How can new understandings about cancer cell interactions help doctors better control, and eventually cure, cancer?
Cancer is a formidable enemy. In fact, people born in America since 1960 face a one in two chance of being diagnosed with cancer in their lifetimes. However, there's growing evidence that fewer cancers will be death sentences for patients. New approaches and understandings are transforming the medical world, increasing success rates for remissions, disease management, and cures. Dr. Ashani Weeraratna is at the forefront of this new level of care.
In Is Cancer Inevitable?, Weeraratna--a pioneering melanoma researcher whose work explores the role aging plays in cancer cells' spread and drug resistance--gives readers an inside look at several of the latest cancer advances. Detailing the actions that are reducing the disease's impact and exploring what the future may hold, she explains how the molecular mechanisms involved in metastasis and the cells' microenvironments influence cancer's development and progression. Over the years, she writes, our understanding of how cancer cells move throughout the body, change as they plant themselves in the body's microenvironments, and even communicate with one another have led to major insights about how cancer works. With compelling detail, she takes us inside her lab, revealing how new insights are leading to major breakthroughs, even among patients with Stage IV cancer. She also explains how age-related changes in the microenvironment contribute to multiple aspects of melanoma formation and development. Such scholarship, she argues, is moving us toward a day when more patients will be declared cancer-free.

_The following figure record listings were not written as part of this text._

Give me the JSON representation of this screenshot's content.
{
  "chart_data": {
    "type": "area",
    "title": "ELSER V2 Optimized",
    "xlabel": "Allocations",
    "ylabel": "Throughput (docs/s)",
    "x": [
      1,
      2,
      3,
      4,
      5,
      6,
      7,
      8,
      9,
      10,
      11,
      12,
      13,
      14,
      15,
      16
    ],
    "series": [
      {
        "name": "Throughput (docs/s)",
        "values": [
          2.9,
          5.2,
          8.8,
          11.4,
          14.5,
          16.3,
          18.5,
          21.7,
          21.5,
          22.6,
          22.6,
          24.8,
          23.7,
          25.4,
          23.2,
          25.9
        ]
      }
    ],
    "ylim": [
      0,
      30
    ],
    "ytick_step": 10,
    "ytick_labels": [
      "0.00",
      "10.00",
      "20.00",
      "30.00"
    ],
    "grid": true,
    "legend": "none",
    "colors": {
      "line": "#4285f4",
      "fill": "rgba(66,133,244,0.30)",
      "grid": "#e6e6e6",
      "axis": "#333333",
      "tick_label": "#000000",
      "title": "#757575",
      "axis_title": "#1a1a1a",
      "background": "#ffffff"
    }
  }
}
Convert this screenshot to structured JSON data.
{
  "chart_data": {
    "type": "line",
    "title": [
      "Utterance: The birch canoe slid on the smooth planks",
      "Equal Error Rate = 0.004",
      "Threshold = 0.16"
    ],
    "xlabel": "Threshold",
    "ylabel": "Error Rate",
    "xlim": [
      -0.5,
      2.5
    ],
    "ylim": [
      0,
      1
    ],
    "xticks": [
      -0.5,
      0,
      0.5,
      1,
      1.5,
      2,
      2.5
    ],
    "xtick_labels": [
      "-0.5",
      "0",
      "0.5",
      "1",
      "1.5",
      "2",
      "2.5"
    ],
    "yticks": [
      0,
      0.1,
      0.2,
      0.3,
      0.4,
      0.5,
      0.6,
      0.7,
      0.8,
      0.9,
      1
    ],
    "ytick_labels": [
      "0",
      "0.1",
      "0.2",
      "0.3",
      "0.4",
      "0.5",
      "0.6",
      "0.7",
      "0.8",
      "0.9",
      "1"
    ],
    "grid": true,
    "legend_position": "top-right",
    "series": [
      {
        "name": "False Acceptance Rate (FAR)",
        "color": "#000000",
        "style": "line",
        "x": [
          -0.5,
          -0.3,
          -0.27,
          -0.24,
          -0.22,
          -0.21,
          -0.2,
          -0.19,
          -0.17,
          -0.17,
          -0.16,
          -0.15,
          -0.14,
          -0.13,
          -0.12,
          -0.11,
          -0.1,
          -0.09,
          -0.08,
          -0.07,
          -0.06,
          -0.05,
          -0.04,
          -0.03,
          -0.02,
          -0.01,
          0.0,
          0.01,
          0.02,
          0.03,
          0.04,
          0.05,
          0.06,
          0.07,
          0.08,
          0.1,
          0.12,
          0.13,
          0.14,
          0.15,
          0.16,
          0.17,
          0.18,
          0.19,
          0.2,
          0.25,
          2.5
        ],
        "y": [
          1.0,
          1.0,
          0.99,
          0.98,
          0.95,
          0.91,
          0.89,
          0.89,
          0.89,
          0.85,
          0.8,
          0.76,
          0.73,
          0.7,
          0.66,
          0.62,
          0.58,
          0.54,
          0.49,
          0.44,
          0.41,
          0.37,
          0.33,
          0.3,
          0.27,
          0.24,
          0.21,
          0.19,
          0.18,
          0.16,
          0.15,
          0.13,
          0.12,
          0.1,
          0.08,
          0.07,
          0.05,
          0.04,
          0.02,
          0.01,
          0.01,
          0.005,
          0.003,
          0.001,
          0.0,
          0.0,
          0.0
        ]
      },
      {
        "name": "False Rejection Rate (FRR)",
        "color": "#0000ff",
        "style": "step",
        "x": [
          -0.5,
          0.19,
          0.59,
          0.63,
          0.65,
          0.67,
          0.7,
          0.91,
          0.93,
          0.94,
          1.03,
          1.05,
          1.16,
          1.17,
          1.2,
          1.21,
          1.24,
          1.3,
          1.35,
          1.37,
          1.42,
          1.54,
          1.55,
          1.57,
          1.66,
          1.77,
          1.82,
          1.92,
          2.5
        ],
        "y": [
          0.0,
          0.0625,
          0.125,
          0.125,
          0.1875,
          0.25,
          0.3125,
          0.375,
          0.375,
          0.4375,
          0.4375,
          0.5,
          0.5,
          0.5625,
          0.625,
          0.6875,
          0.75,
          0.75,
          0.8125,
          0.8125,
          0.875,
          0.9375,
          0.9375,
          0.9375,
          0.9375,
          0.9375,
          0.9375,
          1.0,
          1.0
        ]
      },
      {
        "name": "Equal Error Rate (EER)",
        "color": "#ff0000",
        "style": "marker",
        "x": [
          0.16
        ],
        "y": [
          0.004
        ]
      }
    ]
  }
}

An inspiring and deeply personal book, Is Cancer Inevitable? offers readers newfound hope.
Features
- Explores key insights and studies developed in recent years that have greatly influenced the world of cancer research, including how aging microenvironments within our bodies encourage metastasis and therapy resistance
- Guides readers through Dr. Ashani Weeraratna's personal story of coming to the United States from Lesotho at the age of 17 and rising to become one of the pioneers in her field
- Brings readers inside Weeraratna's lab, describing both the processes and the missions of her work
- Raises awareness about how cancer works within the body and what any patient or family encountering the disease needs to understand--while also offering them hope based on new and forthcoming diagnostic and treatment methods
- Outlines why we will never control--let alone cure--cancer if we don't find a common purpose and come together in collaboration, inviting the greatest minds from around the world to participate in finding and implementing solutions
Johns Hopkins Wavelengths
In classrooms, field stations, and laboratories in Baltimore and around the world, the Bloomberg Distinguished Professors of Johns Hopkins University are opening the boundaries of our understanding of many of the world's most complex challenges. The Johns Hopkins Wavelengths book series brings readers inside their stories, illustrating how their pioneering discoveries benefit people in their neighborhoods and across the globe in artificial intelligence, cancer research, food systems' environmental impacts, health equity, science diplomacy, and other critical arenas of study. Through these compelling narratives, their insights will spark conversations from dorm rooms to dining rooms to boardrooms.
About the Author: Ashani T. Weeraratna is a Bloomberg Distinguished Professor of Cancer Biology and the chair of the Department of Biochemistry and Molecular Biology at the Johns Hopkins Bloomberg School of Public Health. A groundbreaking researcher focused on the connections between aging and cancer, Weeraratna is also the co-program leader of the Cancer Invasion and Metastasis Program at the Sidney Kimmel Comprehensive Cancer Center, Johns Hopkins School of Medicine, and the president of the Society for Melanoma Research. A writer in residence at Johns Hopkins University, Tim Wendel is the author of 15 books, including Summer of '68: The Season That Changed Baseball--and America--Forever, Castro's Curveball, and Cancer Crossings: A Brother, His Doctors, and the Quest for a Cure to Childhood Leukemia. His work has appeared in the New York Times, the Washington Post, National Geographic, and elsewhere.